The Hazarbuz is a sub-group of the Pashtun Mohmand engaged in caravan trading in East Afghanistan along the route to Turkestan which for centuries has been linked to the Silk Road, the age-old connection between the Orient and the Occident.
The book traces the socio-economic and political transformation of Hazarbuz community over the past century. It describes the successive changes from a pastoral way of life to a settled existence in bazaars in Afghanistan and lately in crowded refugee camps in Pakistan, where many Hazarbuz went in exile after 1979. The analysis is based on the author’s field data and the scanty literary sources.
The work discusses the historical factors which partly encouraged and partly forced the nomads to engage in transport activities with their camels and, from the 1920s, to turn to trade. While the Hazarbuz exported a variety of products from Afghanistan to the Indus lowland, their main source of income has come from the import and sale of tea in the northern regions of Afghanistan.
The transformation of Hazarbuz pastoral economy is analyzed within the wider context of cultural and political change and with particular attention to kinship ideologies, social organization, and notions of solidarity.
Contents: From nomadism to tea trading – Culture and society – Pastoral nomadism and caravaneering in the early twentieth century – Trade and settlement – Hazarbuz as merchants in the bazaar – Social cohesion and economic adaptation – Exile in Pakistan – Conclusions - Appendix: Fieldwork among the Hazarbuz – Glossary – Bibliography - Index.
Published in 1995 in the series The Carlsberg Foundation's Nomad Research Project.
Hardcover with dust jacket. 294 pages. 184 illustrations – 86 in colour - and 9 maps (e.g.: distribution of ethnic groups, Hazarbuz migration routes between winter and summer areas, Hazarbuz caravan routes).

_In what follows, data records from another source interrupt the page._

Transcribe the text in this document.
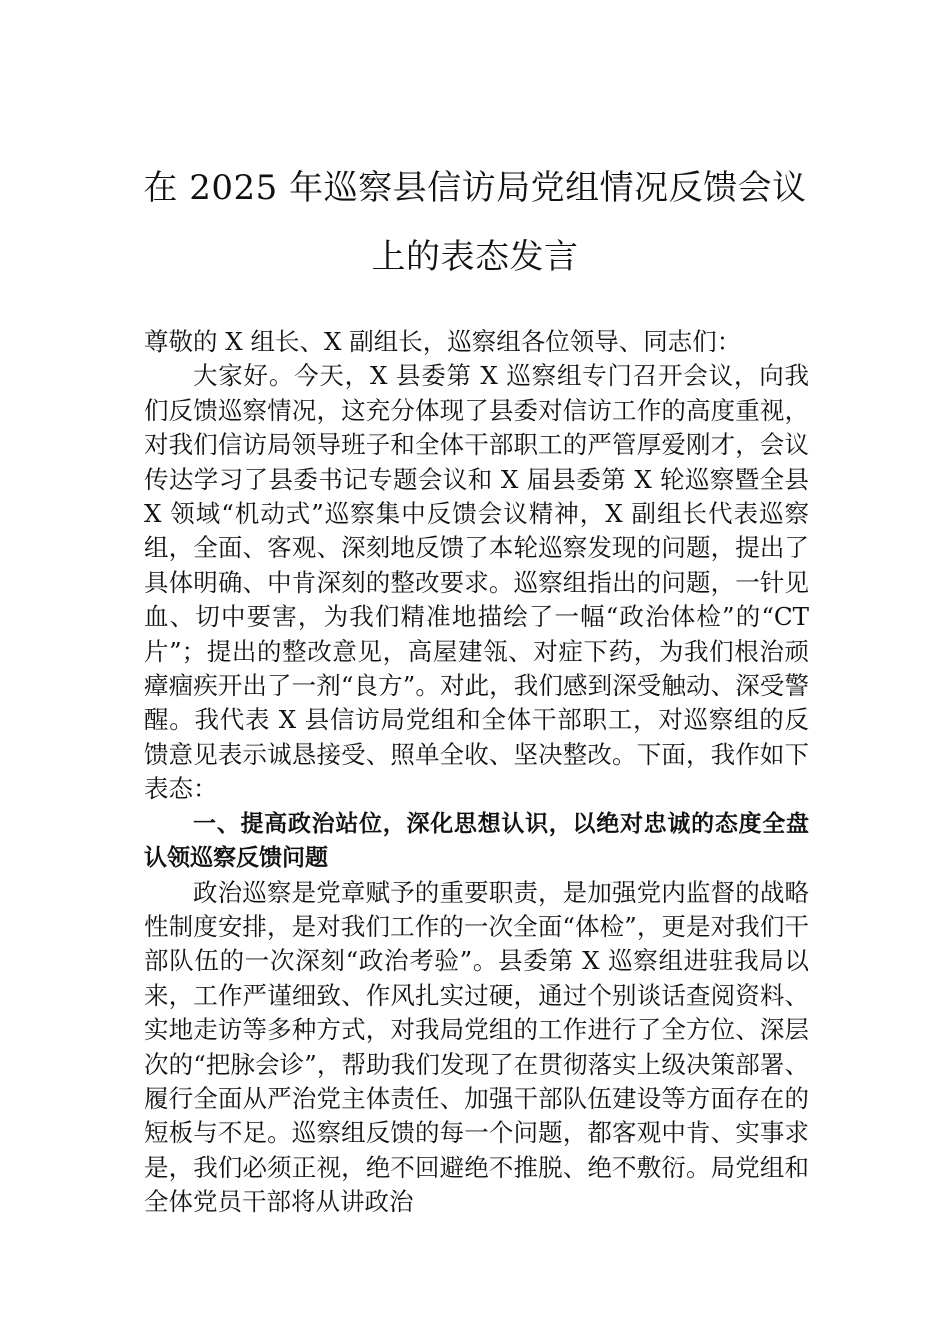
在 2025 年巡察县信访局党组情况反馈会议
上的表态发言

尊敬的 X 组长、X 副组长，巡察组各位领导、同志们：

大家好。今天，X 县委第 X 巡察组专门召开会议，向我们反馈巡察情况，这充分体现了县委对信访工作的高度重视，对我们信访局领导班子和全体干部职工的严管厚爱刚才，会议传达学习了县委书记专题会议和 X 届县委第 X 轮巡察暨全县 X 领域“机动式”巡察集中反馈会议精神，X 副组长代表巡察组，全面、客观、深刻地反馈了本轮巡察发现的问题，提出了具体明确、中肯深刻的整改要求。巡察组指出的问题，一针见血、切中要害，为我们精准地描绘了一幅“政治体检”的“CT 片”；提出的整改意见，高屋建瓴、对症下药，为我们根治顽瘴痼疾开出了一剂“良方”。对此，我们感到深受触动、深受警醒。我代表 X 县信访局党组和全体干部职工，对巡察组的反馈意见表示诚恳接受、照单全收、坚决整改。下面，我作如下表态：

一、提高政治站位，深化思想认识，以绝对忠诚的态度全盘认领巡察反馈问题

政治巡察是党章赋予的重要职责，是加强党内监督的战略性制度安排，是对我们工作的一次全面“体检”，更是对我们干部队伍的一次深刻“政治考验”。县委第 X 巡察组进驻我局以来，工作严谨细致、作风扎实过硬，通过个别谈话查阅资料、实地走访等多种方式，对我局党组的工作进行了全方位、深层次的“把脉会诊”，帮助我们发现了在贯彻落实上级决策部署、履行全面从严治党主体责任、加强干部队伍建设等方面存在的短板与不足。巡察组反馈的每一个问题，都客观中肯、实事求是，我们必须正视，绝不回避绝不推脱、绝不敷衍。局党组和全体党员干部将从讲政治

This book is tightly connected with the works of Gorm Pedersen (Afghan Nomads in Transition: A Century of Change Among the Zala Khân Khêl, 1994) and Klaus Ferdinand (Afghan Nomads. Caravans, conflicts and trade in Afghanistan and British India, 2006). See also: Asta Olesen: Afghan Craftsmen. The Cultures of Three Itinerant Communities, 1994. All published in the series The Carlsberg Foundation’s Nomad Research Project.
Birthe Frederiksen is a social anthropologist. She did fieldwork among pastoral nomads and bazaar merchants in Afghanistan in 1975 and resumed her work among the very same people in the refugee camps in Pakistan in 1988.